Contributi e opere
Luca della Robbia esordisce là dove ci si aspetta un grande scultore: nel marmo. La sua Cantoria, la tribuna dei cantori scolpita per il Duomo di Firenze, fa danzare, cantare e suonare una girandola di fanciulli traboccanti di vita — corpi tornati, una gioia schietta, una freschezza che stacca nettamente dalla gravità di tanti rilievi coevi. Basterebbe quest'opera sola a collocarlo tra i grandi del Quattrocento fiorentino.
Ma il suo vero colpo di genio è altrove, ed è di ordine tecnico. Luca mette a punto la terracotta invetriata, un modo di rivestire l'argilla cotta con uno smalto opaco e brillante. D'un tratto la scultura cambia natura: diventa colorata, luminosa, resistente alla pioggia e al gelo e, soprattutto, poco costosa. Le sue figure dai bianchi latte si stagliano su fondi di un blu profondo, incorniciate da ghirlande di frutti e fogliami di immediata allegria. È un'invenzione che porta la bella scultura là dove il marmo restava un lusso.
L'audacia è qui, per intero. Un ritrovato di fornace democratizza un'arte riservata ai committenti ricchi: si può ormai collocare una Madonna, un santo, un'intera lunetta sopra la porta di una chiesa povera, su una facciata esposta alle intemperie, in un chiostro, in una cappella di campagna. La terracotta invetriata si diffonde dovunque perché è solida, gioiosa e alla portata di tutti. Poche innovazioni del Rinascimento saranno state condivise in modo tanto concreto.

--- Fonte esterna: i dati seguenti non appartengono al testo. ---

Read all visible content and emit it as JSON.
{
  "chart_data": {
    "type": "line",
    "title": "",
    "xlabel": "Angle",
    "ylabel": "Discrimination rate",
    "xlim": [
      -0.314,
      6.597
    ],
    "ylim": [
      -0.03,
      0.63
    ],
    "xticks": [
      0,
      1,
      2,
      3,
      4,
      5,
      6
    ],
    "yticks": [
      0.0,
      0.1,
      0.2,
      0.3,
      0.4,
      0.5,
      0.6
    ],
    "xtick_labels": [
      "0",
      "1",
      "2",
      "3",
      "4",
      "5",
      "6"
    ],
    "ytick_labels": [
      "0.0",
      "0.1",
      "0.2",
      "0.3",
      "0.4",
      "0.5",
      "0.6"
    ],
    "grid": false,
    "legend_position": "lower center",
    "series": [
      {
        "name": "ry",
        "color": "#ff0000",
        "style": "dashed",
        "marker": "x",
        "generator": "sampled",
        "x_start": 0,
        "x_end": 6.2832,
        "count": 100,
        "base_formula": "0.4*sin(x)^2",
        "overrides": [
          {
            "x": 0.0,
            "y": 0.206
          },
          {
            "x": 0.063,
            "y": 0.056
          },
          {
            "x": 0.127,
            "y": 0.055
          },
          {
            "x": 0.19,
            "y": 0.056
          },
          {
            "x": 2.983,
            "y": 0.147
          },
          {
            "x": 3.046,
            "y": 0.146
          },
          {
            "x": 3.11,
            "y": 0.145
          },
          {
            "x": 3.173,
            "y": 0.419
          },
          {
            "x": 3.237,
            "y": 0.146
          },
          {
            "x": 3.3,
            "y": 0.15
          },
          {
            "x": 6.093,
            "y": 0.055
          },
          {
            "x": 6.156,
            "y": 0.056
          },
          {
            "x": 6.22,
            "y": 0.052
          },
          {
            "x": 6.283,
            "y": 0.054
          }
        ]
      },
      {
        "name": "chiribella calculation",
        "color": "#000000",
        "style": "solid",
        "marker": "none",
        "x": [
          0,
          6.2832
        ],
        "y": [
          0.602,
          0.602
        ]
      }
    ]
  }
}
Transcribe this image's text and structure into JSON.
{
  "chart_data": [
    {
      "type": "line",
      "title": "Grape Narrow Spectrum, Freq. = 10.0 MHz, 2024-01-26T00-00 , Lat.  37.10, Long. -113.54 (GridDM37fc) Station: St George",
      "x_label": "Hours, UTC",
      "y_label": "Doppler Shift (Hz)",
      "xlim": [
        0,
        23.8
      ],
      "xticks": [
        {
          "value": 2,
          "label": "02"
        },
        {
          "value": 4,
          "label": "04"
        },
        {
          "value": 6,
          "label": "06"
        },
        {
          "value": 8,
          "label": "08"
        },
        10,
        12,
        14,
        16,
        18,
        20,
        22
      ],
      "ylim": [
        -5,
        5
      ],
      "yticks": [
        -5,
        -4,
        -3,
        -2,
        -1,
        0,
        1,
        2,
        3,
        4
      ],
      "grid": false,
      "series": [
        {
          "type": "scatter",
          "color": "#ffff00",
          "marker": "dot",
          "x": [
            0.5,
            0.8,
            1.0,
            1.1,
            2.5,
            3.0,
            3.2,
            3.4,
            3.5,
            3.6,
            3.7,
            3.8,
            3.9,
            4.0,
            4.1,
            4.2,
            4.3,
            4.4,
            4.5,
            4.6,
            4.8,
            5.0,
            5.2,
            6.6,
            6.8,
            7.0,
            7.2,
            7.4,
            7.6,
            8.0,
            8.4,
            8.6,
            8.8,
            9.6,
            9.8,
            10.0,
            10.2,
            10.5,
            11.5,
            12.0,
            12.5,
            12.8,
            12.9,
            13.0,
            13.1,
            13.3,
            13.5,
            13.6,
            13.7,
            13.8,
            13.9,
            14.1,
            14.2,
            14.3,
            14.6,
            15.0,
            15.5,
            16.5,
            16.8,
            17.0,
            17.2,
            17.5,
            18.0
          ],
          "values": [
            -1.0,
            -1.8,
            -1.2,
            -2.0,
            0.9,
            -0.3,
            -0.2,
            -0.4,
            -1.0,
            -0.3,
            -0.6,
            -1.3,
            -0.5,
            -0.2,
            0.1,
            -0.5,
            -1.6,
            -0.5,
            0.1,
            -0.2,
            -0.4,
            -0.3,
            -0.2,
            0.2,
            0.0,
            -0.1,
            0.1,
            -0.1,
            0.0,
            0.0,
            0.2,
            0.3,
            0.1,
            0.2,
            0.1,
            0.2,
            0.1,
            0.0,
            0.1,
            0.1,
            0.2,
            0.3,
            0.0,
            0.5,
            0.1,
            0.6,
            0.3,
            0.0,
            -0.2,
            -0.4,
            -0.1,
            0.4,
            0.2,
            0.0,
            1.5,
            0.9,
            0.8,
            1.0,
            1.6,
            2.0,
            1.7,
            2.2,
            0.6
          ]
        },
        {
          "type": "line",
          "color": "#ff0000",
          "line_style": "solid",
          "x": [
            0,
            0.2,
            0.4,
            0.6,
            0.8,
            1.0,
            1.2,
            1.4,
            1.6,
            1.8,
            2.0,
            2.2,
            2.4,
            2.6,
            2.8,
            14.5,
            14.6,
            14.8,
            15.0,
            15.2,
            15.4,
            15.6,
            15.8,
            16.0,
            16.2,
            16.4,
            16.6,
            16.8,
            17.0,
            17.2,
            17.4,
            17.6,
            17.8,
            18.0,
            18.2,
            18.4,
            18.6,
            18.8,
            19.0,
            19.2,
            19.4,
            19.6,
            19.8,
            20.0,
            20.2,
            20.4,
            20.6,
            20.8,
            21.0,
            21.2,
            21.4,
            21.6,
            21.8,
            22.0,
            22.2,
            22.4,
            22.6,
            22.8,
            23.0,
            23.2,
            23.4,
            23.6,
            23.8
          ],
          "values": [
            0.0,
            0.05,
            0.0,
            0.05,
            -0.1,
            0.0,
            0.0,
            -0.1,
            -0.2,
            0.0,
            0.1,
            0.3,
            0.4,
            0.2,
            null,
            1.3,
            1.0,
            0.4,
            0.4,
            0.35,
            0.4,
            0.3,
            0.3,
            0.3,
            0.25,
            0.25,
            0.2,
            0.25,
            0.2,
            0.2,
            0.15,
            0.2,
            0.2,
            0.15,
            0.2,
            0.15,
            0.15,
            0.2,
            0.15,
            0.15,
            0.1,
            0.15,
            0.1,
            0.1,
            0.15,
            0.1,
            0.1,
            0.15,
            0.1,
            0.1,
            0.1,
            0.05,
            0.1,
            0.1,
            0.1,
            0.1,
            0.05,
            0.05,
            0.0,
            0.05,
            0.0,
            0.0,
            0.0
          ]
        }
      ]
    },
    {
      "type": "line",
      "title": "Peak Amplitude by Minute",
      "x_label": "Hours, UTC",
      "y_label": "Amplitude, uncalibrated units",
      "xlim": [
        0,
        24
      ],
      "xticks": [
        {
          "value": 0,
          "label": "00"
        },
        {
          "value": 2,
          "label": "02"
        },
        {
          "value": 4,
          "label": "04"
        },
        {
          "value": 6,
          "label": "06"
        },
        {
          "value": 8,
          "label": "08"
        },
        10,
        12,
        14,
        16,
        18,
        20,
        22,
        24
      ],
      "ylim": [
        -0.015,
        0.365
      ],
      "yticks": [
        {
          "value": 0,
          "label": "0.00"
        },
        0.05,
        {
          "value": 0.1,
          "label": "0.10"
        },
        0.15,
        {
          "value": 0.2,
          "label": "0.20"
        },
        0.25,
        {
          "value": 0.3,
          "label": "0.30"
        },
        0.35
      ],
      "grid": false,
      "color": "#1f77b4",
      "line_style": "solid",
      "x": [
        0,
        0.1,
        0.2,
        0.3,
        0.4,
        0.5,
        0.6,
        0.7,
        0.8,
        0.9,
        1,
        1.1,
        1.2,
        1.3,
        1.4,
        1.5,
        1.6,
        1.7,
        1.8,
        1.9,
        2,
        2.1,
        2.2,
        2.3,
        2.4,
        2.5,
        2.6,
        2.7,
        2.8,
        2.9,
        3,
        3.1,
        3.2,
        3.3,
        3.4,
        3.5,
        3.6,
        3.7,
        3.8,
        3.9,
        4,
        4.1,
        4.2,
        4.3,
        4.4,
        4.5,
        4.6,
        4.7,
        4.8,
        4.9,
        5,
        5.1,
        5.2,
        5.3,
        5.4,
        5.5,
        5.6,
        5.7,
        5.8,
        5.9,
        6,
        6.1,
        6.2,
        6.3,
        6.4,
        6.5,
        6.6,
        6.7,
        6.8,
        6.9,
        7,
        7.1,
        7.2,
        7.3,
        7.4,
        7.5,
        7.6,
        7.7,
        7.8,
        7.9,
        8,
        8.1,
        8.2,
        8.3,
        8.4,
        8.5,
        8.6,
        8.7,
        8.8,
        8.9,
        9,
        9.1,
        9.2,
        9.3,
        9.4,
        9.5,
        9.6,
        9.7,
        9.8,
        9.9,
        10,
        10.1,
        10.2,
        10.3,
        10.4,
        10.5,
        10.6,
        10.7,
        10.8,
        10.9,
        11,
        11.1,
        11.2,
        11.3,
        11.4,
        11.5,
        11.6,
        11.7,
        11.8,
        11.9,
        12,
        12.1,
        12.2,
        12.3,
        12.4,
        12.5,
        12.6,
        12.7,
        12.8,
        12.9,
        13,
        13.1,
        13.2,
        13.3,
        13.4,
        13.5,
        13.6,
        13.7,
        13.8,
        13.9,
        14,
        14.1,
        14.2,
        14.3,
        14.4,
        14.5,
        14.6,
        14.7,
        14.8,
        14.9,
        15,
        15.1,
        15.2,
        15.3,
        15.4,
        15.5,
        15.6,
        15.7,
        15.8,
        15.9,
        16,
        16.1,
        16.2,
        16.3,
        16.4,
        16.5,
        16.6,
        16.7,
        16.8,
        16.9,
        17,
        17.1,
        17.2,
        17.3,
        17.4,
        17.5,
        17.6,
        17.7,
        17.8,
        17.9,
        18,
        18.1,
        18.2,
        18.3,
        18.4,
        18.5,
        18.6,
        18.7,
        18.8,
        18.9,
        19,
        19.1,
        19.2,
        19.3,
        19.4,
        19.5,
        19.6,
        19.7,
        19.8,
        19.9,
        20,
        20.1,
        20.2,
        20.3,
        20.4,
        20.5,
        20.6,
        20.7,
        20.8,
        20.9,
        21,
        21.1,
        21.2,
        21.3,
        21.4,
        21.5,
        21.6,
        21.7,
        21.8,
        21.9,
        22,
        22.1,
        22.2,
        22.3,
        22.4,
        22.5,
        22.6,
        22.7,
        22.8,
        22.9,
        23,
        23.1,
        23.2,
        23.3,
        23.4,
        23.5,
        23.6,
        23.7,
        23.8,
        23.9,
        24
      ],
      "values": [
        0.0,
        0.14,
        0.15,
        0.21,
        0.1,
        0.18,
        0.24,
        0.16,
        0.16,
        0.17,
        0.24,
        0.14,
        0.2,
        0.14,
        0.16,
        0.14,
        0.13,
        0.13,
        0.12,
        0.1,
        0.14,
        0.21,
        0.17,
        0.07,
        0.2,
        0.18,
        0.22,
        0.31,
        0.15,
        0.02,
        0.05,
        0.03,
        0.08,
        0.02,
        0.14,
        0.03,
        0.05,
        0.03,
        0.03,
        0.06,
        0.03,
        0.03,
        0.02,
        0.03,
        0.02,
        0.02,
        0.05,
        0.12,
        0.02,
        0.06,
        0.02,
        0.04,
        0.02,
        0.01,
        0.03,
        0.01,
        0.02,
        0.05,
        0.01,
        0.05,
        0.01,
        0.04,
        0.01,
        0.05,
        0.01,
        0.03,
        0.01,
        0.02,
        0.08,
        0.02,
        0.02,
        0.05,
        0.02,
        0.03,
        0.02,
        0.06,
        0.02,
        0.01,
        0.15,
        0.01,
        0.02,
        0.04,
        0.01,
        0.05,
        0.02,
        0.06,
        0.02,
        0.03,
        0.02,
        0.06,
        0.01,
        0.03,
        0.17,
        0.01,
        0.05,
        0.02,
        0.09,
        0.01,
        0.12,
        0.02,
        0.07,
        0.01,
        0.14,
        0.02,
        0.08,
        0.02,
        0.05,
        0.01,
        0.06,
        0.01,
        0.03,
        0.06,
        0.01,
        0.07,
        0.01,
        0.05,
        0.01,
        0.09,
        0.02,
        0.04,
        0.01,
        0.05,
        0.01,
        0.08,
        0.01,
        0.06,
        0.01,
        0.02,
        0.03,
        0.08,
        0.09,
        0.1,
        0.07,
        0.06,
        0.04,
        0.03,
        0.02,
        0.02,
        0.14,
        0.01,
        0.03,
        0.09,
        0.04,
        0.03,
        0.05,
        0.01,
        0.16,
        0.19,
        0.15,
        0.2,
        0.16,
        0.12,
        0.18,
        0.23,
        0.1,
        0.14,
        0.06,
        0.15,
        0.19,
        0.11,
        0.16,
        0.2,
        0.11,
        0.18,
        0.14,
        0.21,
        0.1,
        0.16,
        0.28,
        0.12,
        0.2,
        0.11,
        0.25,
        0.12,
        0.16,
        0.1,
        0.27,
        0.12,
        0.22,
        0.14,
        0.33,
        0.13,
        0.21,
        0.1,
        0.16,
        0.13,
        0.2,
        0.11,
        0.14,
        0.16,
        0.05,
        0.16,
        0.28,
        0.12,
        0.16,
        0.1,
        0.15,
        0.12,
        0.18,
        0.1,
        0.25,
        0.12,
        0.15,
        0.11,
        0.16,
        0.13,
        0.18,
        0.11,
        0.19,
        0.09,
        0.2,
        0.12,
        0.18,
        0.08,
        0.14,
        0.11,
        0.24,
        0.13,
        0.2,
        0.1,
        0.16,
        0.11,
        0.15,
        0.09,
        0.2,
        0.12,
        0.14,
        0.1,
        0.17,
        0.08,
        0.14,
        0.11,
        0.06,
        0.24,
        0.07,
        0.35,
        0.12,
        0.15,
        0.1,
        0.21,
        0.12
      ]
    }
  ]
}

E questa invenzione diventa una casa. Luca trasmette il procedimento al nipote Andrea della Robbia, che a sua volta lo tramanderà ai figli, tra cui Giovanni. La formula fonda così una dinastia di botteghe — un'arte e un'impresa familiare a un tempo, un nome che per oltre un secolo diventa quasi quello di un materiale.
Aneddoto memorabile
Il cuore della vicenda è un segreto. La composizione esatta dello smalto — le proporzioni, le astuzie della cottura — Luca la custodì gelosamente, e la confidò soltanto ai suoi. Quel silenzio era il chiavistello della fortuna familiare: finché la ricetta restava in famiglia, nessun altro poteva produrre quei bianchi e quei blu riconoscibili tra mille. La tradizione racconta che il monopolio si trasmise di zio in nipote, poi di padre in figlio, come un patrimonio prezioso quanto la bottega stessa.
Influenze ricevute
La grande scultura fiorentina del suo tempo, quella di Donatello e di Nanni di Banco, di cui è il contemporaneo più giovane: la Cantoria di Luca risponde del resto a quella che Donatello scolpisce nello stesso momento per la medesima cattedrale. Eredita il mestiere del marmo e del bronzo prima di deviare verso la terra. La sua chiarezza, il gusto della misura e del sorriso trattenuto lo legano allo spirito di equilibrio del primo Rinascimento fiorentino.
Influenze esercitate
La sua discendenza diretta, anzitutto: Andrea, poi Giovanni della Robbia, che prolungano e diffondono il procedimento in tutta la Toscana e ben oltre. Il successo dell'invetriata dà vita a un intero genere di ornamento architettonico — medaglioni, lunette, pale di terra smaltata — che si riconosce a colpo d'occhio e che a lungo verrà imitato. I celebri medaglioni con i putti in fasce dell'Ospedale degli Innocenti di Firenze diffondono un'immagine divenuta quasi un emblema della città.
Importanza storica
Luca della Robbia occupa un posto a sé: è un grandissimo scultore che fu anche un inventore. Trovando la terracotta invetriata non aggiunse soltanto una tecnica al repertorio — mise la bellezza alla portata di più mani, di più muri, di più chiese. La sfumatura è reale e documentata: quel segreto così ben custodito fece della bottega un monopolio, e il trionfo commerciale della ricetta finì per volgere in una produzione quasi seriale, in cui la ripetizione del procedimento prese talvolta il sopravvento sull'invenzione degli esordi. Ma la contraddizione è quella dei grandi successi: Luca democratizzò un'arte e insieme la tenne sotto chiave, offrì ai più ciò che serbava per i suoi. Proprio questa tensione dice la sua audacia — quella di un uomo che seppe fare di un ritrovato di fornace un patrimonio, e di un patrimonio una parte duratura del paesaggio fiorentino.